Why is it like this?
She then goes on to discuss other rather famous political figures from the past who were in every sense of the word “atheist”, and yet in their time this did not impact their political career …
…we atheists had a kindred spirit in Thomas Jefferson, who was often accused of being one of us. In 1787, Jefferson wrote in a letter to his nephew: “Question with boldness even the existence of a God; because if there be one, he must more approve the homage of reason than of blindfolded fear. … Do not be frightened from this inquiry by any fear of its consequences. If it end in a belief that there is no God, you will find incitements to virtue in the comfort and pleasantness you feel in its exercise and in the love of others which it will procure for you.” Jefferson fought tirelessly for the separation of church and state and created the University of Virginia to be the first secular university. He was not alone: John Adams wrote in the 1797 Treaty of Tripoli that ours was no more a Christian country than a Jewish or Islamic one. The Senate unanimously approved the treaty.
…James Monroe is not known to have had any religious affiliation or beliefs, nor is Abraham Lincoln. After his death, Lincoln’s wife reported, “Mr. Lincoln had no hope and no faith in the usual acceptance of these words.” His lifelong friend and executor, Judge David Davis, agreed, saying, “He had no faith in the Christian sense of the term.” This was confirmed by another of Lincoln’s closest friends, Ward Hill Lamon, who knew Lincoln in his early years in Illinois, was with him during the whole Washington period and later wrote his biography. As Lamon put it, “Never in all that time did he let fall from his lips or his pen an expression which remotely implied the slightest faith in Jesus as the son of God and the Savior of men.”

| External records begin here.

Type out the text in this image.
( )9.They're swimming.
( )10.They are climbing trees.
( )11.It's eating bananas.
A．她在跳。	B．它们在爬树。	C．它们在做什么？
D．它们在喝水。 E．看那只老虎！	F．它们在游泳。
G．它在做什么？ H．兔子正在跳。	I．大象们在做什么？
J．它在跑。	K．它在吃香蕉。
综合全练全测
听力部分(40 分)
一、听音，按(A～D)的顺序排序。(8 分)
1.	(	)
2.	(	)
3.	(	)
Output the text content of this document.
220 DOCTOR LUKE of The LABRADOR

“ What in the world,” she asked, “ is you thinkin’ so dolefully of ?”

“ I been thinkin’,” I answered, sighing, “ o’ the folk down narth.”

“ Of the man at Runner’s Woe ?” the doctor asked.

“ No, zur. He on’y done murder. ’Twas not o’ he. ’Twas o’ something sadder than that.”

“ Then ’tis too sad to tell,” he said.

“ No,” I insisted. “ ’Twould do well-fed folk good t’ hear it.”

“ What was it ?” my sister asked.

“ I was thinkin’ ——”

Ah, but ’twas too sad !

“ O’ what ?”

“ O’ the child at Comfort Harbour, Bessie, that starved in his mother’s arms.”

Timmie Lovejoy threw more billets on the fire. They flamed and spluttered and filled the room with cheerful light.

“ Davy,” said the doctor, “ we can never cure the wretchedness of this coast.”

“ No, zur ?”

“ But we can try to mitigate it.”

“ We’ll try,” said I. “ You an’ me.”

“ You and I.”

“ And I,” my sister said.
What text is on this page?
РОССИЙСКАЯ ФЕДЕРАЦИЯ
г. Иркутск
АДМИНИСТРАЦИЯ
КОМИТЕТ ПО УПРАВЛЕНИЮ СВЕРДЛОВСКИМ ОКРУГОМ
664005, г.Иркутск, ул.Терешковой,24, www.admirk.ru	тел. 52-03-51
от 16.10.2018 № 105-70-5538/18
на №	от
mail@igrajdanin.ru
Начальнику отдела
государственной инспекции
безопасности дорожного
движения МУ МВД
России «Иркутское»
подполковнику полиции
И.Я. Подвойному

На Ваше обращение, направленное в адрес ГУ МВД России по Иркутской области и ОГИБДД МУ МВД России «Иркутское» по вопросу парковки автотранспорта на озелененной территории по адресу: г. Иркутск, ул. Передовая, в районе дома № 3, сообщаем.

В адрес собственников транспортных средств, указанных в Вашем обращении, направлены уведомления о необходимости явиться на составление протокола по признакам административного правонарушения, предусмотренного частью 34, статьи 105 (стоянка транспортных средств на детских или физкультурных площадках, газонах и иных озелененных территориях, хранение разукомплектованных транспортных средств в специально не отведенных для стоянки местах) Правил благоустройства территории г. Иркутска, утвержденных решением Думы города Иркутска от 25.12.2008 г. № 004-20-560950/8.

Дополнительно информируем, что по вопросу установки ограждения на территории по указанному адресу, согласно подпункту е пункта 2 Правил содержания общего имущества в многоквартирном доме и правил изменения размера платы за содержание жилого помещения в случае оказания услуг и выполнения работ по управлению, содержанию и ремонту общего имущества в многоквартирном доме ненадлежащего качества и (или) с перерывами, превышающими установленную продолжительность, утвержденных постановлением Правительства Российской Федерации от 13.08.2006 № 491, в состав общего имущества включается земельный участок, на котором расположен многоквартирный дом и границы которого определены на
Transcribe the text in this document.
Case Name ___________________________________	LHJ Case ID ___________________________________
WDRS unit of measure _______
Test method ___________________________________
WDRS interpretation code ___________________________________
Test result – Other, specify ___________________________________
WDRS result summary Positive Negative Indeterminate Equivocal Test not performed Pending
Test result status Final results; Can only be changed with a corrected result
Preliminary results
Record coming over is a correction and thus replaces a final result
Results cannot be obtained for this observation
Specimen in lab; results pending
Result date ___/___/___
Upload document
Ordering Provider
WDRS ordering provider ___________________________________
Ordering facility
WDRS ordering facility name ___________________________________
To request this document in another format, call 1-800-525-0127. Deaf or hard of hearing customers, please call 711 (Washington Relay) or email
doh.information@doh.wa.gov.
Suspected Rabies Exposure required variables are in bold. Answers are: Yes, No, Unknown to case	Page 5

William Taft, before becoming president, turned down the post of president of Yale University (then affiliated with the Congregationalist Church), saying, “I do not believe in the divinity of Christ.” According to a 1908 article in the New York Times, “the report is being energetically circulated that Secretary Taft is an atheist.” Taft did not deny it
Wow, that is interesting, I knew about a couple of those, but not all of them. What is also rather interesting is how such individuals could be more outspoken and open in their time.
A big change happened in the 1950s, and it is then that we find the rise of god in politics as a response to the cold war, and hence the birth of the taboo that appears to associate belief with the US and non-belief with “them”.
Today there is a rising tide of non-belief, and so US politics has yet to catch up and reflect that reality, and that fact perhaps reflects the observation that this modern taboo is at its core political in nature.
As for the article itself, it is a good one and so I recommend reading it all. Ms Hecht finishes off with this final observation …
Initially after writing my book Doubt, I avoided the atheist label, saying only that I did not believe in God. After some reflection, I realized I needed to defend what I truly believe. I now call myself an “atheist,” and proudly. That choice has cost a number of brave people dearly, whether in readers or elections or friends, and I think it is both an honest step and a courageous one for those in public life.
Indeed yes, it truly is time to put the 1950s behind us and move on.